As noticed by previous posts, the Employment Act of 1946 was not so much known for its independent, direct effects on regulating macroeconomic, but more so for creating a signal that acknowledges the past failure of government to achieve acceptable macroeconomic performance. By signaling change, the 1946 Employment Act established institutions and emphasized the shift in sentiments leading to the commitment of the federal government to manage macroeconomics. The Great Depression created the demand and pressure to establish this act to structure a strengthened institution. By enabling the expansion of economists and their power in government, the 1946 Employment Act sets precedent to prevent the occurrence of the next Great Depression.

Jessica Li

In his analysis, Delong pointed to the emergence of the federal government's role in the macroeconomy. The Employment Act of 1946 had officially declared the responsibility of stabilizing and maintaining the economy, to be a priority of the governing agencies. Though the established institutions and their effectiveness in carrying out and implementing economic policies can be argued, nevertheless, the Act was of great significance in marking the official role of the federal government in the years following World War II. Additionally, American economic history had taught a harsh lesson through the Great Depression, and the need and effects of government involvement in stimulating and stabilizing the economy in times of economic crises and sustaining it during peacetimes, were made apparent well into the post World War II era. Therefore, as the performance of the macroeconomy became an important priority in the minds of the public, and oftentimes associated with assessing the performance of the presidential administration, the government's role to act as automatic stabilizer cannot be disputed.

Alexis Geno

Delong’s analysis of the Unemployment act of 1946 gives a detail background of how the act effected the rest of the country. It seems from Delong’s analysis is that this act did not product long lasting results except for the bi-annual testimony of the Federal Reserve chair.

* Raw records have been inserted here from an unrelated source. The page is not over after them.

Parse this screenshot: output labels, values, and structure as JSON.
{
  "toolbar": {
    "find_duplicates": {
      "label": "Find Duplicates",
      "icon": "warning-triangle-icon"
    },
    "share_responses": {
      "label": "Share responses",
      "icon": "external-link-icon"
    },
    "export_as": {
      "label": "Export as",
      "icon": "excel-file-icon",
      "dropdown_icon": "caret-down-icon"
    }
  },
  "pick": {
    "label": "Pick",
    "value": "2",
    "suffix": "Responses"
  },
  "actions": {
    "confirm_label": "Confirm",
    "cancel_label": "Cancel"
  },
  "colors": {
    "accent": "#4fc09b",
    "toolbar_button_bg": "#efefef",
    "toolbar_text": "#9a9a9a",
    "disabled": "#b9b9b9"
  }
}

But all the things that were part of the act do seem logical at the time right after a great depression. One would want some sort of insurance from the government that a tragedy such as the great depression will not occur and that the government will do as much as it can to prevent it from happening. The problem was that the components of the act sometimes contradicted each other in terms that having one makes it harder to get another thing to occur. But I agree with Delong when he said that the creation of an unemployment act was inevitable to provide people with some comfort that the government is taking care of the problem. But at the same time, it fulfilled the politicians’ need of showing that they are actively doing something to for the betterment of all.

Alice Lin:19078943

Delong analyzed that the purpose of the Employment Act of 1946 was to give the government the responsibility to lower the unemployment rate, and raise production and purchasing power. Although this is going against laissez-faire economics, there was a need for government macroeconomic intervention to keep the market on check. However, the Employment Act did not create institutions and its goals were ineffective. He argues that automatic stabilizers are suppose to help stabilize the economy after WWII in order reduce recessionary periods. However, it is better to finance through taxes than borrowing so the voters feel the immediate effect of the policy.